- 300g/10½oz shelled unsalted pistachios
- 65g/2¼oz icing sugar
- 125ml/4fl oz full-fat milk
- 5 large free-range egg yolks
- ¼ tsp almond extract
- 25g/1oz salted butter, cubed
- green food colouring (optional)
- 50g/1¾oz white chocolate, melted
- 4 tsp sugar
- 165g/5¾oz salted butter
- ½ tsp salt
- 225g/8oz plain flour, sifted
- 4 large free-range eggs
- 1½ tsp vanilla extract
- vegetable oil, for deep frying
- 100g/3½oz vanilla sugar, for coating the churros
- 200g/7oz white chocolate
- 100ml/3½fl oz single cream
- 100g/3½oz dark chocolate, chopped
- 1 tbsp almond liqueur
- For the pistachio custard, put the pistachios in saucepan of boiling water and simmer for 2 minutes. Drain and set aside until cool enough to handle. The skins will now slip off easily, either by peeling the nuts individually or by rubbing them between sheets of kitchen paper.
- Meanwhile, preheat the oven to 200C/180C Fan/Gas 6.
- Place the skinned nuts on a baking tray and bake for 5 minutes, until lightly toasted. Set aside to cool.
- Set aside half the toasted nuts for decorating. Put the remaining nuts and the icing sugar in a food processor and pulse to a fine powder.
- In a saucepan, warm the milk until just under the boiling point.
- Meanwhile, add the egg yolks and almond extract to the powdered nuts. Pulse or stir until well combined, then slowly add the hot milk until combined. Pour the mixture into a saucepan and warm gently, stirring constantly, until very thick. Stir in the butter until melted and well incorporated.
- Push the mixture through a sieve to remove any lumps. Stir in a little green food colouring, if using, then add melted white chocolate. Cover the surface with cling film, pressing it down to prevent a skin forming. Store in the fridge until ready to use.
- For the churros, put the sugar, butter, salt and 325ml/11fl oz water in a medium saucepan. Bring to the boil, tip in all the flour and beat until the mixture comes away from the sides of the pan. Remove from the heat and set aside to cool (to prevent the eggs from curdling when you add them). Add the eggs one at a time, beating well after each addition. Stir in the vanilla extract.
- Preheat a deep-fat fryer to 190C or heat a large heavy based pan filled half-full with oil until it reaches 190C on a cook’s thermometer. (CAUTION: hot oil can be dangerous. Do not leave unattended.) Line three baking trays with baking parchment.
- Transfer the cooled mixture to a large piping bag fitted with large star nozzle. Pipe out 10cm/4in lines of the churros mixture onto the prepared baking trays. When piping you can cut the ends with scissors to create a neat finish. Place in the freezer for 10 minutes to set the shape.
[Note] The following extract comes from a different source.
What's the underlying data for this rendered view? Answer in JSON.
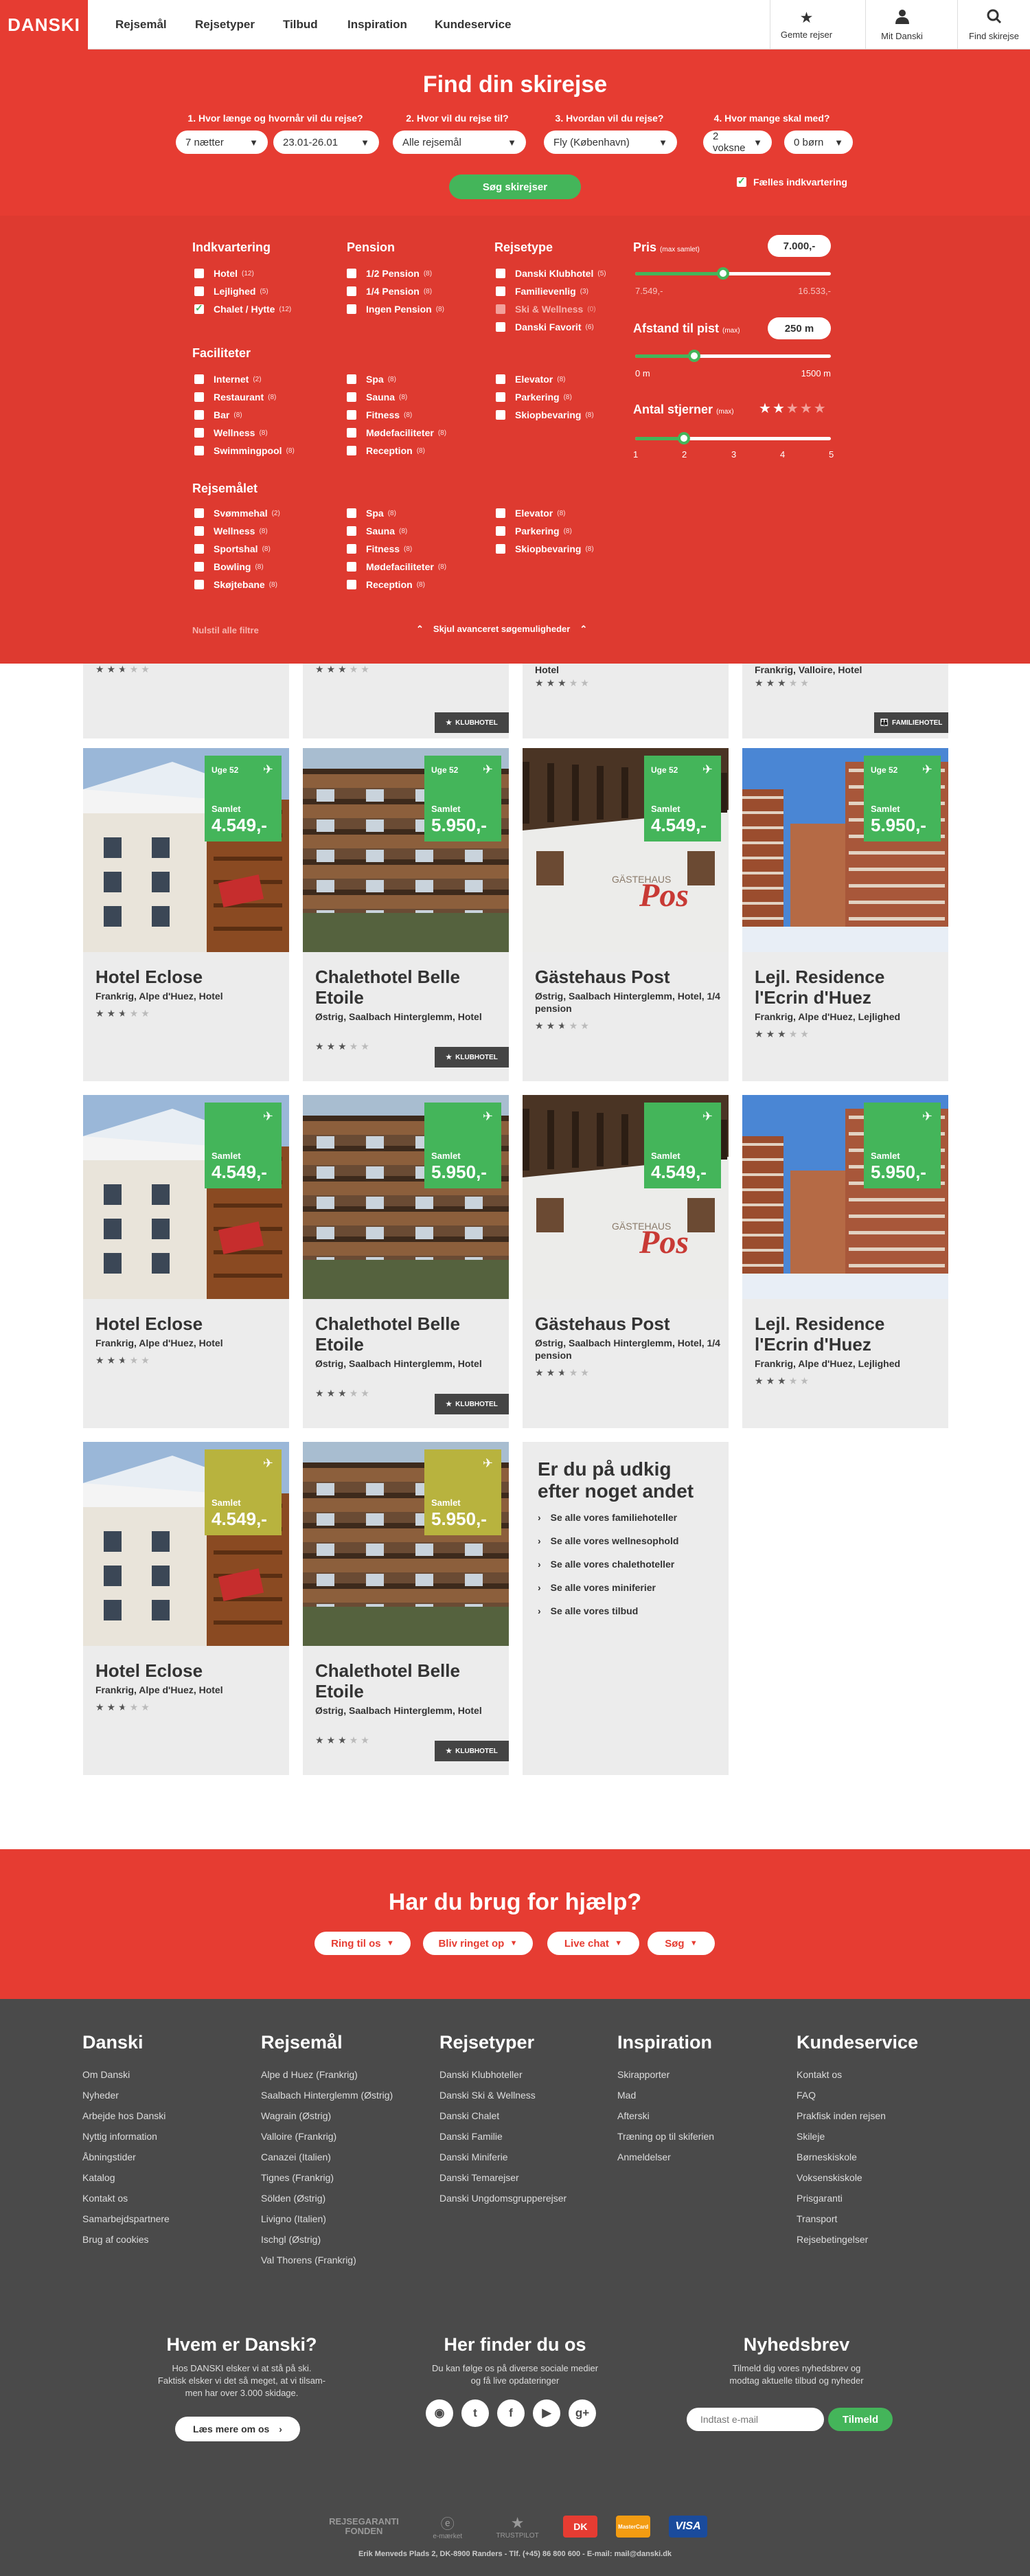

- Carefully lower the churros into the hot oil. (CAUTION: do not allow the oil to get too hot as this may cause the churros to explode. Protect yourself from splashes of hot oil and keep your face away from the pan.) Fry in batches of four for approximately 6 minutes, turning halfway through, or until golden-brown. Remove the churros with a slotted spoon and drain on kitchen paper.
- Pour the vanilla sugar onto a large plate and roll the cooked churros in the sugar to coat.
- Fit a piping bag with a small plain piping nozzle and fill with the pistachio custard. Make a hole the length of the churro using a skewer, then fill the churros. Repeat for all the churros.
- To finish the churros, melt the white chocolate. Meanwhile, finely chop the reserved pistachios. Dip each end of the churros in the melted chocolate and sprinkle with chopped pistachios. Place on wire racks while the chocolate cools and sets.
- For the chocolate sauce, put the cream in a small saucepan and heat until just below boiling point. Put the dark chocolate in a small bowl and pour over the hot cream. Stir until the chocolate has melted, then stir in the almond liqueur. Pour the sauce into a small bowl and serve with the churros.